Hi there,
here is a weird behavior I observe with the following kind of setup:
BEGIN TRANSACTION;
CREATE TABLE simple("id" INTEGER PRIMARY KEY AUTOINCREMENT NOT NULL, "lft"
INTEGER, "rgt" INTEGER);
INSERT INTO simple VALUES(1,78,79);
CREATE INDEX "index_on_lft" ON "simple" ("lft");
CREATE INDEX "index_on_rgt" ON "simple" ("rgt");
COMMIT;
Now, if you try to run the following query, sqlite never returns:
UPDATE "simple" SET lft = CASE WHEN lft >= 36 THEN lft + 2 ELSE lft END WHERE
(lft >= 36 OR rgt >= 36);
I encountered this when running Redmine (http://www.redmine.org).

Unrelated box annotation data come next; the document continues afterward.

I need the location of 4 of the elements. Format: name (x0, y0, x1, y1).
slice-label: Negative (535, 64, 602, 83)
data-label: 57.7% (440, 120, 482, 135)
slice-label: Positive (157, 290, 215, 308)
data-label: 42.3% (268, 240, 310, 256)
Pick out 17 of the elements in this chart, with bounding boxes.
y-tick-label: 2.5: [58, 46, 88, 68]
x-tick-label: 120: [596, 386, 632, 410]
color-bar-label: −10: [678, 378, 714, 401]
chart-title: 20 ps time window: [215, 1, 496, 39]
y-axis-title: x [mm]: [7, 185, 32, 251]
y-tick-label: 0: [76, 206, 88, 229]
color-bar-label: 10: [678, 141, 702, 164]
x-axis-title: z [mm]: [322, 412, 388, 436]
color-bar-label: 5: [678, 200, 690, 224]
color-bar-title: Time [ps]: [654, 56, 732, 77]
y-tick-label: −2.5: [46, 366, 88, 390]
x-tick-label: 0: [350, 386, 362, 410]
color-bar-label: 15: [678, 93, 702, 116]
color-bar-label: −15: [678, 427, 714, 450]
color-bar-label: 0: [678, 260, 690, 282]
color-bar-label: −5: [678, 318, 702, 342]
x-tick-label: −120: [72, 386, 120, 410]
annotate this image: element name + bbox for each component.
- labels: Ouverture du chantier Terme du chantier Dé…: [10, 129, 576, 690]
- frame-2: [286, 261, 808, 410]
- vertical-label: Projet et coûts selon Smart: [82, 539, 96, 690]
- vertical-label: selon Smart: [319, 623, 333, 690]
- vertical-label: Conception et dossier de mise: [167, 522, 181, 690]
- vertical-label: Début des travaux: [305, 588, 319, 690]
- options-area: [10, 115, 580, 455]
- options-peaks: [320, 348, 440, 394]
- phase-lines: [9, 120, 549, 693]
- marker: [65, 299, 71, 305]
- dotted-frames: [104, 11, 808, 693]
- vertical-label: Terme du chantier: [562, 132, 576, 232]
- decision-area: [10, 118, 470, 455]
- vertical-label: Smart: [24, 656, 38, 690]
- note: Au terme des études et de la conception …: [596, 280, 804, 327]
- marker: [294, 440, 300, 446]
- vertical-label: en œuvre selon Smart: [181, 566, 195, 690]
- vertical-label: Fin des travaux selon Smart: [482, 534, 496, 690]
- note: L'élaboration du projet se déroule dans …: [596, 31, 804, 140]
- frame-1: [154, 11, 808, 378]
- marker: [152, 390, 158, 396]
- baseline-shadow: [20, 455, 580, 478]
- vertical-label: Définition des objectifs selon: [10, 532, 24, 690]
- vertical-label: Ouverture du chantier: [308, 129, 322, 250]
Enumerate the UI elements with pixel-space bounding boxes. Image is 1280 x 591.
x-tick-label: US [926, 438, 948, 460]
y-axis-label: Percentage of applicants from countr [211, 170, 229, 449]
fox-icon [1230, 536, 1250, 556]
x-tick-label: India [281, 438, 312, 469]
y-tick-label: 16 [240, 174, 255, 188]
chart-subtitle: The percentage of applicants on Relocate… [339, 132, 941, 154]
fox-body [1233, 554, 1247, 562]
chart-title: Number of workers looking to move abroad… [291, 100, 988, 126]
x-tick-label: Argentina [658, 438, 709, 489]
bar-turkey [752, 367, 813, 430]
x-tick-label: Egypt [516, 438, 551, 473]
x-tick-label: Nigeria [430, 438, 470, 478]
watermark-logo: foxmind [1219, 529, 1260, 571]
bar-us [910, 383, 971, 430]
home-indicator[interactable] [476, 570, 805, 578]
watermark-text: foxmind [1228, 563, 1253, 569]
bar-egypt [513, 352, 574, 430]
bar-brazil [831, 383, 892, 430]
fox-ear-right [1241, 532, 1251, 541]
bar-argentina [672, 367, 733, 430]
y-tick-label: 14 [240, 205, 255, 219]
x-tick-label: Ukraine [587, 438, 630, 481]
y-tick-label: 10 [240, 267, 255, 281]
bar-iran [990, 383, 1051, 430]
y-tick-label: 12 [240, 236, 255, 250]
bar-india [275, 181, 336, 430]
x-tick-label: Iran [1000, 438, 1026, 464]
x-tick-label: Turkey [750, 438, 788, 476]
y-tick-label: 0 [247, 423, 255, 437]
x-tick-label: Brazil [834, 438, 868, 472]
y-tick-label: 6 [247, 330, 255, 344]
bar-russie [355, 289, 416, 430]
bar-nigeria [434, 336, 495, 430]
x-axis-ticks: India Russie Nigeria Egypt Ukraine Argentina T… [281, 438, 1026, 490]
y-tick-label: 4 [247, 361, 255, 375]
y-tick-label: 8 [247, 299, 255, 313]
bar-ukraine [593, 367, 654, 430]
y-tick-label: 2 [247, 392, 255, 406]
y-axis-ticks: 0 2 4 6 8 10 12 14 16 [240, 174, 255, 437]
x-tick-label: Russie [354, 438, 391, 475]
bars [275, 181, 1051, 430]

When creating projects it uses this rails code:
http://www.redmine.org/projects/redmine/repository/entry/trunk/lib/redmine/nested_set/project_nested_set.rb#L48
def add_to_nested_set(lock=true)
lock_nested_set if lock
self.lft = target_lft
self.rgt = lft + 1
self.class.where("lft >= ? OR rgt >= ?", lft, lft).update_all([
"lft = CASE WHEN lft >= :lft THEN lft + 2 ELSE lft END, " +
"rgt = CASE WHEN rgt >= :lft THEN rgt + 2 ELSE rgt END",
{:lft => lft}
])
end
Which actually results in the following query (that gets stuck):
SQL UPDATE "projects" SET lft = CASE WHEN lft >= 36 THEN lft + 2 ELSE lft END,
rgt = CASE WHEN rgt >= 36 THEN rgt + 2 ELSE rgt END WHERE (lft >= 36 OR rgt >=
36);
There is no problem when leaving out the where clause, which I did now as a
workaround.
The above is the minimal example I found to reproduce this behavior.
I’ve tested it on OpenBSD 6.2 with SQLite version 3.20.1 2017-08-24 16:21:36,
on MacOSX 10.10.5 with SQLite version 3.21.0 2017-10-24 18:55:49
and on ArchLinux 4.14.12-1-ARCH with SQLite version 3.21.0 2017-10-24 18:55:49
(all x86_64).
The process consumes memory and cpu-cycles stuck in sqlite3VdbeExec.